Con esto el Espíritu Santo da a entender que, mientras siga en pie el primer santuario, aún no se habrá revelado el camino que conduce al Lugar Santísimo. Esto nos ilustra hoy día que las ofrendas y los sacrificios que allí se ofrecen no tienen poder alguno para perfeccionar la conciencia de los que celebran ese culto. No se trata más que de regulaciones externas relacionadas con alimentos, bebidas y diversas ceremonias de purificación, que son válidas solo hasta el tiempo señalado para reformarlo todo.
Pero Cristo, al presentarse como sumo sacerdote de los bienes definitivos en el santuario más excelente y perfecto, no hecho por manos humanas (es decir, que no es de esta creación), entró una sola vez y para siempre en el Lugar Santísimo.
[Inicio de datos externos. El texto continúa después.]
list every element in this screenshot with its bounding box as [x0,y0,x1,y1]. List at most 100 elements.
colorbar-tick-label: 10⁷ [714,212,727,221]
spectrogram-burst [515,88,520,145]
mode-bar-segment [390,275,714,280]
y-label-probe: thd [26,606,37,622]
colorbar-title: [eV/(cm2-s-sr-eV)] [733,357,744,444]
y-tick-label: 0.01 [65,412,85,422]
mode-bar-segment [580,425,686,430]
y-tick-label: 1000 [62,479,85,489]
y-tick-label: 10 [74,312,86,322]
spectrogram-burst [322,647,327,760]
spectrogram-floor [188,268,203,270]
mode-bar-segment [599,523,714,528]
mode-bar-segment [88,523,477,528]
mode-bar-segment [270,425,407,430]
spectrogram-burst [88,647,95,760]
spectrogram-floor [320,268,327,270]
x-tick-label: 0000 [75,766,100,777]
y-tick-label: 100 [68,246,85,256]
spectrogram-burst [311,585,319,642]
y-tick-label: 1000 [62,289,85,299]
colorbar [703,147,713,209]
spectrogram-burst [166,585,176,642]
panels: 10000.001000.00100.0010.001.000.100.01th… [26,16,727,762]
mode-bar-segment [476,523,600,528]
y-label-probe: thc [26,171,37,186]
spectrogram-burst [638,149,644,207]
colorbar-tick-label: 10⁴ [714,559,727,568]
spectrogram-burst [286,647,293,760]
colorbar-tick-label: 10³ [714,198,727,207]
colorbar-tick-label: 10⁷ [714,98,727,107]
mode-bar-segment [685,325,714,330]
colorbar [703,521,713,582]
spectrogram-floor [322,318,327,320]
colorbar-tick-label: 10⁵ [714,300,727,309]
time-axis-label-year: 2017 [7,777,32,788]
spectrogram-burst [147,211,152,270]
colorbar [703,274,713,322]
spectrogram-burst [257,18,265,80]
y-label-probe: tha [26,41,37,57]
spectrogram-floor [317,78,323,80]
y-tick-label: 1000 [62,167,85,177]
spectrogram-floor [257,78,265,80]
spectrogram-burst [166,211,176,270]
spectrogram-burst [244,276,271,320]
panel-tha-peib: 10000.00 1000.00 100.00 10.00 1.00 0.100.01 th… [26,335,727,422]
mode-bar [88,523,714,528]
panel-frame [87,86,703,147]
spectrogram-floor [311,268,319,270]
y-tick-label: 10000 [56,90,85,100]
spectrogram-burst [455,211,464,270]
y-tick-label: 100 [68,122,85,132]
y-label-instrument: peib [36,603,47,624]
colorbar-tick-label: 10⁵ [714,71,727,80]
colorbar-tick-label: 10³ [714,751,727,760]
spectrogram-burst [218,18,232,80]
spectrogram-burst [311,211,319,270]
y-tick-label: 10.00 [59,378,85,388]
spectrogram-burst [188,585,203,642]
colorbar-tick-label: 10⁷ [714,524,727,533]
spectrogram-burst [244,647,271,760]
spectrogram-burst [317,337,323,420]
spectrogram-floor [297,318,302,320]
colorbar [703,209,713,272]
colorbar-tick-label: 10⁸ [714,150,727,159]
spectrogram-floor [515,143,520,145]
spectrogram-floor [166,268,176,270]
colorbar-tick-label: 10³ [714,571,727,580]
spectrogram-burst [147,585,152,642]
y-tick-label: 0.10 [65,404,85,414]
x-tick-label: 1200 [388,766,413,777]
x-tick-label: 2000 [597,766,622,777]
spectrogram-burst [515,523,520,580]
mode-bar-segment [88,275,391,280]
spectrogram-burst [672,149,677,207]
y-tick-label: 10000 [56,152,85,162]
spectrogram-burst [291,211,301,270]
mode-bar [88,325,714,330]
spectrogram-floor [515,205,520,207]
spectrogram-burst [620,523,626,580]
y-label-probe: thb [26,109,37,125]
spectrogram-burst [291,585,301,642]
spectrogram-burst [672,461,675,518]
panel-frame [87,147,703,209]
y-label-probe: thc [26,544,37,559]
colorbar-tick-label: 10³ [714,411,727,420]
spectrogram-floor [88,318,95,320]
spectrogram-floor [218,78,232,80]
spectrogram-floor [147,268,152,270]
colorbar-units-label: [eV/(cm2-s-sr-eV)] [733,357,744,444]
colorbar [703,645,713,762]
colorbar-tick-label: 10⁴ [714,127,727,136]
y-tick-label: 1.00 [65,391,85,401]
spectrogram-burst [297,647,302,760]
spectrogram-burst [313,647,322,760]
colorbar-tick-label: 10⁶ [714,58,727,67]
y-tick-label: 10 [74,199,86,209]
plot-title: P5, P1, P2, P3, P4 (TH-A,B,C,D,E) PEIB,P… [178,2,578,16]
No lo hizo con sangre de machos cabríos y becerros, sino con su propia sangre, logrando así un rescate eterno. La sangre de machos cabríos y de toros, y las cenizas de una novilla rociadas sobre personas impuras, las santifican de modo que quedan limpias por fuera. Si esto es así, ¡cuánto más la sangre de Cristo, quien por medio del Espíritu eterno se ofreció sin mancha a Dios, purificará nuestra conciencia de las obras que conducen a la muerte, a fin de que sirvamos al Dios viviente!
Por eso Cristo es mediador de un nuevo pacto, para que los llamados reciban la herencia eterna prometida, ahora que él ha muerto para liberarlos de las transgresiones cometidas bajo el primer pacto.
En el caso de un testamento, es necesario constatar la muerte del testador, pues un testamento solo adquiere validez cuando el que lo hizo muere y no entra en vigor mientras vive. De ahí que ni siquiera el primer pacto se haya establecido sin sangre. Después de promulgar todos los mandamientos de la Ley a todo el pueblo, Moisés tomó la sangre de los becerros junto con agua, lana escarlata y ramas de hisopo, y roció el libro de la Ley y a todo el pueblo, diciendo: «Esta es la sangre del pacto que Dios ha mandado que ustedes cumplan». De la misma manera, roció con la sangre el santuario y todos los objetos que se usaban en el culto. De hecho, la Ley exige que casi todo sea purificado con sangre, pues sin derramamiento de sangre no hay perdón.
Así que era necesario que los modelos de las realidades celestiales fueran purificados con esos sacrificios, pero que las realidades mismas lo fueran con sacrificios superiores a aquellos. Por eso Cristo no entró en un santuario hecho por manos humanas, simple copia del verdadero santuario, sino en el cielo mismo, para presentarse ahora ante Dios en favor nuestro.